- Born: August 16, 1941 (age 85) South Bend, Indiana, U.S.
- Education: St. John's College (Annapolis/Santa Fe); Harvard University; University of Connecticut; Yale School of Medicine;
- Occupations: Screenwriter, director, producer, and novelist
- Spouse: Roberta Danza (deceased)

= Jeremy Leven =

American screenwriter, director, producer, and novelist (born 1941)

Jeremy Leven (born August 16, 1941) is an American screenwriter, director, producer, and novelist.

==Early life and education==
Born in South Bend, Indiana, Leven was educated at St. John's College in Annapolis, Maryland, Harvard University, the University of Connecticut and Yale University Medical School.

==Career==
While at Harvard, he founded a satirical revue called The Proposition that ran for ten years in Cambridge, Massachusetts, and off-Broadway.
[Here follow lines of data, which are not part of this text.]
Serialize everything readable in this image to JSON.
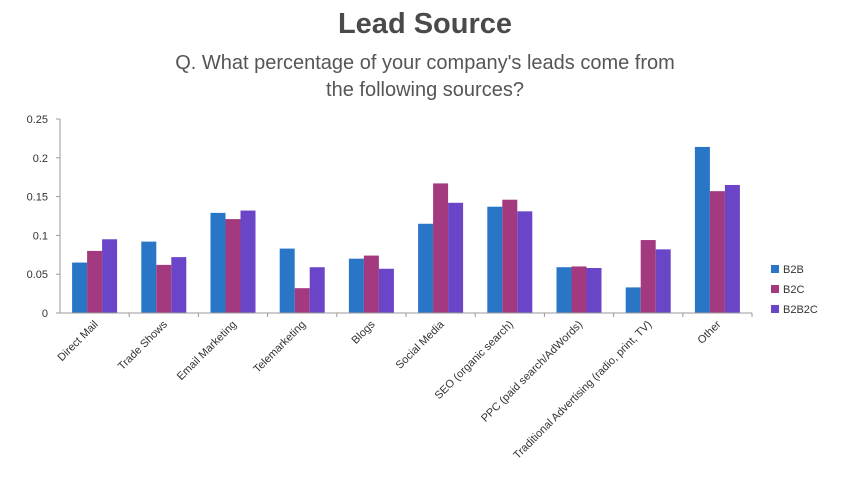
{
  "chart_data": {
    "type": "bar",
    "title": "Lead Source",
    "subtitle": "Q. What percentage of your company's leads come from the following sources?",
    "xlabel": "",
    "ylabel": "",
    "ylim": [
      0,
      0.25
    ],
    "yticks": [
      "0",
      "0.05",
      "0.1",
      "0.15",
      "0.2",
      "0.25"
    ],
    "grid": false,
    "legend_position": "right",
    "categories": [
      "Direct Mail",
      "Trade Shows",
      "Email Marketing",
      "Telemarketing",
      "Blogs",
      "Social Media",
      "SEO (organic search)",
      "PPC (paid search/AdWords)",
      "Traditional Advertising (radio, print, TV)",
      "Other"
    ],
    "series": [
      {
        "name": "B2B",
        "color": "#2a76c6",
        "values": [
          0.065,
          0.092,
          0.129,
          0.083,
          0.07,
          0.115,
          0.137,
          0.059,
          0.033,
          0.214
        ]
      },
      {
        "name": "B2C",
        "color": "#a33a7f",
        "values": [
          0.08,
          0.062,
          0.121,
          0.032,
          0.074,
          0.167,
          0.146,
          0.06,
          0.094,
          0.157
        ]
      },
      {
        "name": "B2B2C",
        "color": "#6a45c8",
        "values": [
          0.095,
          0.072,
          0.132,
          0.059,
          0.057,
          0.142,
          0.131,
          0.058,
          0.082,
          0.165
        ]
      }
    ]
  }
}
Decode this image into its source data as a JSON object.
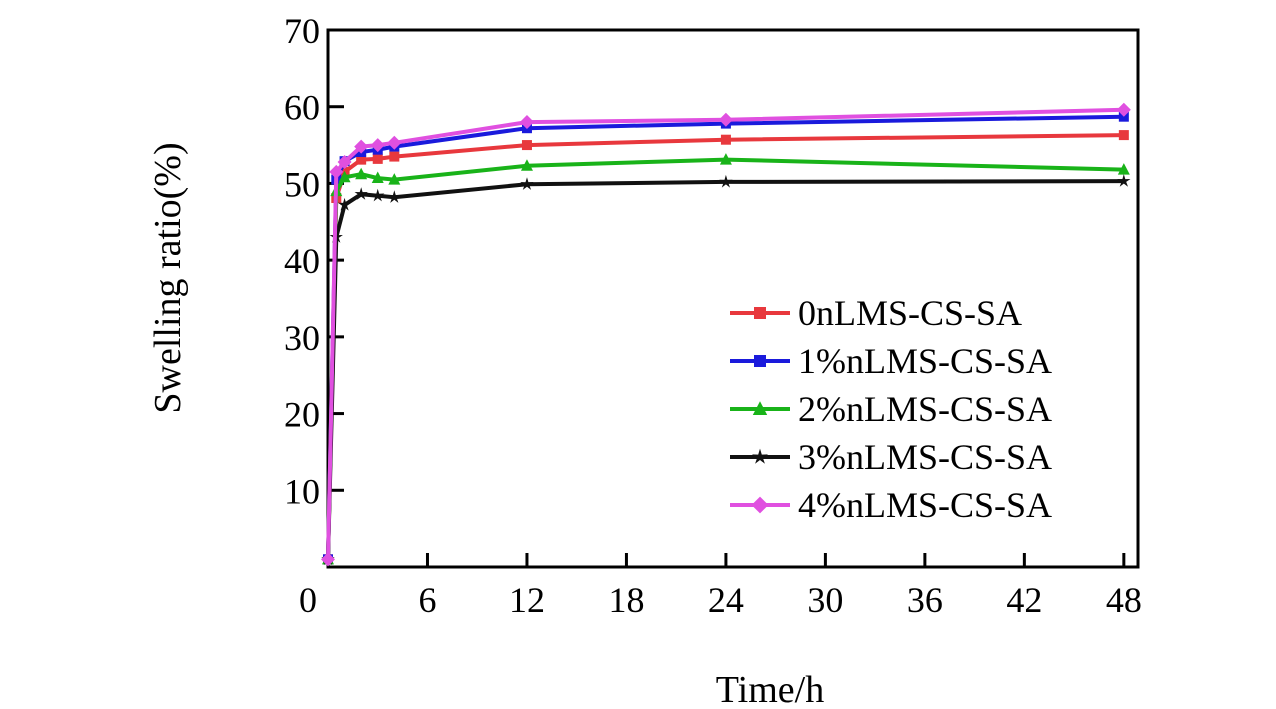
{
  "chart_data": {
    "type": "line",
    "xlabel": "Time/h",
    "ylabel": "Swelling ratio(%)",
    "xlim": [
      0,
      49.5
    ],
    "ylim": [
      0,
      70
    ],
    "xticks": [
      0,
      6,
      12,
      18,
      24,
      30,
      36,
      42,
      48
    ],
    "yticks": [
      10,
      20,
      30,
      40,
      50,
      60,
      70
    ],
    "legend_position": "bottom-right",
    "grid": false,
    "x": [
      0,
      0.5,
      1,
      2,
      3,
      4,
      12,
      24,
      48
    ],
    "series": [
      {
        "name": "0nLMS-CS-SA",
        "color": "#e8383d",
        "marker": "square",
        "values": [
          1,
          48.1,
          51.5,
          53.1,
          53.2,
          53.5,
          55.0,
          55.7,
          56.3
        ]
      },
      {
        "name": "1%nLMS-CS-SA",
        "color": "#1a1adc",
        "marker": "square",
        "values": [
          1,
          50.5,
          52.9,
          54.1,
          54.4,
          54.8,
          57.2,
          57.8,
          58.7
        ]
      },
      {
        "name": "2%nLMS-CS-SA",
        "color": "#19b319",
        "marker": "triangle",
        "values": [
          1,
          49.0,
          50.8,
          51.2,
          50.7,
          50.5,
          52.3,
          53.1,
          51.8
        ]
      },
      {
        "name": "3%nLMS-CS-SA",
        "color": "#111111",
        "marker": "star",
        "values": [
          1,
          43.0,
          47.2,
          48.6,
          48.4,
          48.2,
          49.9,
          50.2,
          50.3
        ]
      },
      {
        "name": "4%nLMS-CS-SA",
        "color": "#e050e0",
        "marker": "diamond",
        "values": [
          1,
          51.5,
          52.8,
          54.8,
          55.0,
          55.3,
          58.0,
          58.3,
          59.6
        ]
      }
    ]
  }
}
Leven's first novel, Creator, was published in 1980 and released as a film of the same title in 1985. Leven was a practicing neuropsychiatrist, a theme incorporated in his second novel, Satan: His Psychotherapy and Cure by the Unfortunate Dr. Kassler, J.S.P.S., which was published in 1982 and filmed as Crazy as Hell in 2002. His third and most recent novel, The Savior and the Singing Machine, was published in January 2019.

Leven wrote and directed Don Juan DeMarco (1994), wrote and produced Alex & Emma (2003), wrote the screenplays for The Legend of Bagger Vance (2000), The Notebook (2004), My Sister's Keeper (2009), and Real Steel (2011), and did uncredited writing on The Time Traveler's Wife (2009). Recently, Leven wrote and directed Girl on a Bicycle (2013).

===Awards===
- 1999 – Connie Award" Outstanding Achievement in Film, Connecticut Film Commission
- 2003 – "Meilleur Sceneriste" (Best Screenwriter) – European Award conferred by Prince Albert of Monaco
- 2006 – "Special Award for Outstanding Achievement", SunDeis Film Festival, Brandeis University
- 2014 – "Lifetime Achievement – Excellence in Screenwriting", Sedona International Film Festival

==Personal life==
Leven lives in Woodbridge, Connecticut; Paris; and New York City.